Saturday, December 6, 2014

Which English letter do Chinese pronounce wrong the most?

The answer to the titled question depends on how much the Chinese has already studied English. If he knows almost nothing about the English language, it's likely he pronounces letter "A" as [ɛ] instead of [eɪ], "C" as [sɛ] instead of [si] (or [si:] if you want to emphasize the long vowel), and "K" as [kɛ] instead of [kei]. Let's ignore these people and focus on those that have learned enough English and have probably been living in an English-speaking country for some time and whose level of English as a second language has fossilized.

In my observation, the most commonly mispronounced English letter is "N". Instead of [ɛn], many Chinese pronounce it like a prolonged [n], missing the vowel [ɛ], or the vowel is too short and weak to be heard. This is particularly evident when he/she spells a word on the phone, where a very clear, distinct pronunciation of each letter is expected, e.g., "His name is Wang, W-A-N-G" (['dabulju:], [eɪ], [n], [dʒi:]). Due to the nasal nature of [n], with the initial vowel [ɛ] stripped off, the other side of the telephone would likely ask "W-A-What-G?" Of course giving an example word solves the problem, such as "N like in Nancy".

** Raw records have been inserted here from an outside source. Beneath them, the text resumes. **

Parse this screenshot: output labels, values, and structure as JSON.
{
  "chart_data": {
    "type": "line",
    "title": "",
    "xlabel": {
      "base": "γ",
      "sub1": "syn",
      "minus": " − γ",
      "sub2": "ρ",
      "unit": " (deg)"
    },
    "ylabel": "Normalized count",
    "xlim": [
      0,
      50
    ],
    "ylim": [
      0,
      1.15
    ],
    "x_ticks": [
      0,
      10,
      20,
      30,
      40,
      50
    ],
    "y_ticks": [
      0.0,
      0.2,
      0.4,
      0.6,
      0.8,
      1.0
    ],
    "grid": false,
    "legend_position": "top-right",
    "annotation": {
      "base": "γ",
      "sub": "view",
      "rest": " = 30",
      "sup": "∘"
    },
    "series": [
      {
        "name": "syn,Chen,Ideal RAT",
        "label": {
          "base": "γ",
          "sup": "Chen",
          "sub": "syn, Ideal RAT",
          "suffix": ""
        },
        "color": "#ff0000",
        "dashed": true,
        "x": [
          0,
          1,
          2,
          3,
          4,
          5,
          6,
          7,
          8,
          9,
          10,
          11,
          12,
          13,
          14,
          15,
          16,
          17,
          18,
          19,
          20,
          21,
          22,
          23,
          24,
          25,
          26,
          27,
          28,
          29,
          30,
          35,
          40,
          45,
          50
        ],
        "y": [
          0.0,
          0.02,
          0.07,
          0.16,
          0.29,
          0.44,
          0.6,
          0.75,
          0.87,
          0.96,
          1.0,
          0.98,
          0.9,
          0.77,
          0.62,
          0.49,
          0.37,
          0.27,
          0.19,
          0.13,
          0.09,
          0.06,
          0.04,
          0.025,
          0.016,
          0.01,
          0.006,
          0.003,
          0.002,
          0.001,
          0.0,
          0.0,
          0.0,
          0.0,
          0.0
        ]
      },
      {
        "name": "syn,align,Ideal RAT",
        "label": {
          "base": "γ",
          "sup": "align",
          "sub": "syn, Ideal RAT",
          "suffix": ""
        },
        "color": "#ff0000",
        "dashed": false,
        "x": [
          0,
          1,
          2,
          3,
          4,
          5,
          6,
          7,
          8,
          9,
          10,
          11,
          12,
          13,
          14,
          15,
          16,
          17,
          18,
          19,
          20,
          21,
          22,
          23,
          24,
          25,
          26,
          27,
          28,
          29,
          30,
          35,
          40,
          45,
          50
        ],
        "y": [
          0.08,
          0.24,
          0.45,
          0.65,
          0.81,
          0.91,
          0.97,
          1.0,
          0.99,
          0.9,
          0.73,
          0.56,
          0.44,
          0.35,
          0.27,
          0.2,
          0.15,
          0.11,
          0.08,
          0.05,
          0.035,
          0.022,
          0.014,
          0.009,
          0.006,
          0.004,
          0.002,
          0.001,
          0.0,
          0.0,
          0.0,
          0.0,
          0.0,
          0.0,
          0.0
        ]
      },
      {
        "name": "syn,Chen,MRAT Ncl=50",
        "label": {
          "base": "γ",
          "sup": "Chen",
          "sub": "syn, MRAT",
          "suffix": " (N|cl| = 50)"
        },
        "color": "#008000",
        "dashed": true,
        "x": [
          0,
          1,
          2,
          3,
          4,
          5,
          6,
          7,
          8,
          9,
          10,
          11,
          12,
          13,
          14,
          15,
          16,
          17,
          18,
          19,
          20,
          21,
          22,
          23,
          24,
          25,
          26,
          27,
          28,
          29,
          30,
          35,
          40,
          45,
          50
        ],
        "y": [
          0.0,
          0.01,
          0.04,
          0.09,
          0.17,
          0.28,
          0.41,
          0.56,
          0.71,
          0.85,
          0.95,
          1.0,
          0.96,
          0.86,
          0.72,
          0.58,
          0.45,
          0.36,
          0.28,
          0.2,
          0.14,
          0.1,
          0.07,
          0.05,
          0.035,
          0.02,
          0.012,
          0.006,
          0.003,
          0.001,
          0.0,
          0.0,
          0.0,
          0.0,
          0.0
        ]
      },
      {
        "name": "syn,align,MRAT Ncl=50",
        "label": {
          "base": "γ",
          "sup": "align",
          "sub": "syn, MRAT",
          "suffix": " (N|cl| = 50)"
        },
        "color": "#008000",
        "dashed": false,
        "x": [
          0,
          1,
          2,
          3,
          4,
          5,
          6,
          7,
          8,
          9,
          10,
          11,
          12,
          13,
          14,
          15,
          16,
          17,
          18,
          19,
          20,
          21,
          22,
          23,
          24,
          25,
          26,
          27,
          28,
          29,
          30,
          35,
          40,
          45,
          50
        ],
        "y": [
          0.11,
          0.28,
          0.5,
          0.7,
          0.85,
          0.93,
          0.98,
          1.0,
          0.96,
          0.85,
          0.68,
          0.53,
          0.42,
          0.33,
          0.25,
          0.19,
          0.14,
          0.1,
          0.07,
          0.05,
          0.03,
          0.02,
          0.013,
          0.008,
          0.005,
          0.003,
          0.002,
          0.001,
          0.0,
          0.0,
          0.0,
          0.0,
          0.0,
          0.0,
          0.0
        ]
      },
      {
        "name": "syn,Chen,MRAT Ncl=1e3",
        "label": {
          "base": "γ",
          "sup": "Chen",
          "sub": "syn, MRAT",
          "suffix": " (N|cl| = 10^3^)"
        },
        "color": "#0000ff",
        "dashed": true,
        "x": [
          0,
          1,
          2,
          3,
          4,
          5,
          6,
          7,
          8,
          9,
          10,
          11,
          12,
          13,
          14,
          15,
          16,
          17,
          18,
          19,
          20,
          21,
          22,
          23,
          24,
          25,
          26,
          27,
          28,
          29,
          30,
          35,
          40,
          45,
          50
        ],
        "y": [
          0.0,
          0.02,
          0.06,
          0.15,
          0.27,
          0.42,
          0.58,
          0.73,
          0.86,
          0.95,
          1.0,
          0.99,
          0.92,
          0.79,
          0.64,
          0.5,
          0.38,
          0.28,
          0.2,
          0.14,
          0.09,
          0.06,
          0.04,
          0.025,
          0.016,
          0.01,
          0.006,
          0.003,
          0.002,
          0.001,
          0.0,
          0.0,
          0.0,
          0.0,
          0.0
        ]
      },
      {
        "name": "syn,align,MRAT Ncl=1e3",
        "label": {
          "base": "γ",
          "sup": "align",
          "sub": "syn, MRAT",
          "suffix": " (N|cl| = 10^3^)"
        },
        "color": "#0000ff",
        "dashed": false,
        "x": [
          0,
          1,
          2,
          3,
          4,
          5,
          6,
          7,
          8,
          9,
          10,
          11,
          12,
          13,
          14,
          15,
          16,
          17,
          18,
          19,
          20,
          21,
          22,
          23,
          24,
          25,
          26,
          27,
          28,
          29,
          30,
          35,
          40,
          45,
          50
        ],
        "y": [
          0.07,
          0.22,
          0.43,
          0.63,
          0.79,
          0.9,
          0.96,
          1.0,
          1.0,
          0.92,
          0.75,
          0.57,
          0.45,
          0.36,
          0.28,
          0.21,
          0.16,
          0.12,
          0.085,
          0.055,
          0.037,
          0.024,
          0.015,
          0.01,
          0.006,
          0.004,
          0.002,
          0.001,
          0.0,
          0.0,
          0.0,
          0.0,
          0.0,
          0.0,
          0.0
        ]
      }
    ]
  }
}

Note the IPA symbols for the mispronounced letter "W" in the above example sentence. The first vowel I wrote is [a] and the second [u], while the correct pronunciation of "W" is ['dʌbə(l)ju:] (parentheses for the optional phoneme). Too many Chinese pronounce [ʌ] as [a], because [ʌ] does not exist in Chinese. This substitution also occurs for [ɑ], which again does not exist in Chinese. So letter "R" is read like [ar] instead of [ɑr]. Fortunately, [a] alone does not occur in English; it only exists in diphthongs (e.g. [ai]). Mispronunciation by substitution of it for [ʌ] or [ɑ] won't cause misunderstanding, just a distinct foreign accent.

I'm not sure why "N" is read by Chinese as [n]. If you know why, I'd like to hear your comments.

Note: The difference between [ʌ] or [ɑ] and [a] is clearly indicated in the International Phonetic Alphabet vowel chart. Both vowels not existing in Chinese are pronounced in the back side of the mouth.

6 comments:

enchyisle said...

I've heard many Chinese people from the north pronounce "n" like {en} in pinyin (like 恩).
Perhaps because [ɛn] looks like it.

But you used [n] for the Chinese pronunciation. I don't know if we are talking about the same phenomenon. For me, [n] sounds more like a front-nasal version of the family name "Ng", or "fish" in Shanghainese.

Yong Huang said...

enchyisle, thanks for your comment. Yes, we're talking about the same phenomenon. I agree that my [n] completely removing the vowel is not a very good representation of what's pronounced by them. But in my opinion, neither is [en] a good one. Maybe [(superscript e)n] is better, where the superscript "e" indicates a very short and weak sound of [e]. (I can't create the superscript text with the sup HTML tag in this comment.) I'm not very sure about family name "Ng" or "fish" in Shanghainese. Do they have the [ŋ] component in it (like the very last part of "sing")? If so, that's not it.

enchyisle said...

Indeed. [en] is not a good representation, either. And different people pronounce the letter slightly different, even if they all have this tendency. Have you encountered people pronouncing it exactly as "恩"? I have, and I found it quite interesting.
And about "Ng" and "fish", yes they have the [ŋ] component. That's why I said "the front-nasal version", trying to get rid of that component and just keep the consonant part. But when I came to think about it just now, I realized that [ŋ] is not exactly what we refer to as "the back-nasal sound" in Chinese.... But, anyway, I am from the south. I don't know anything about back-nasal sounds. :D

Yong Huang said...

Yes, many Chinese pronounce "N" as "恩" (without tone). I just tried pronouncing this character many times. I think the weak vowel at the beginning of it is articulated between the front and central position, which may be called near-front (refer to the vowel chart). The tongue is not as stiff as [e] or [ə]; it's relaxed. Anyway, the correction should be to move the position toward the front (stick the tongue a little further out and down), open the mouth just a bit more, and articulate it louder and longer.

kristine Peterson said...

Hello Yong Huang,
I'm Kristine Peterson and I'm an English to simplified Chinese Language Translator.
Most of your observations are right but something has rooted in Chinese students when they try to learn English. For instance, you say that some are not confident and the fact is that they confidence gradually disappear as they strive to do endless exercise. We really need practice but we are truly afraid of losing faces particularly in front of many people. I think that this is partly due to our culture.

Yong Huang said...

Kristine, thanks for your comment. I suggest you re-post it changing "I'm an" to "I'm at", "they confidence" to "their confidence", "disappear" to "disappears", and removing "you say that". You can keep the embedded link pointing to your web site.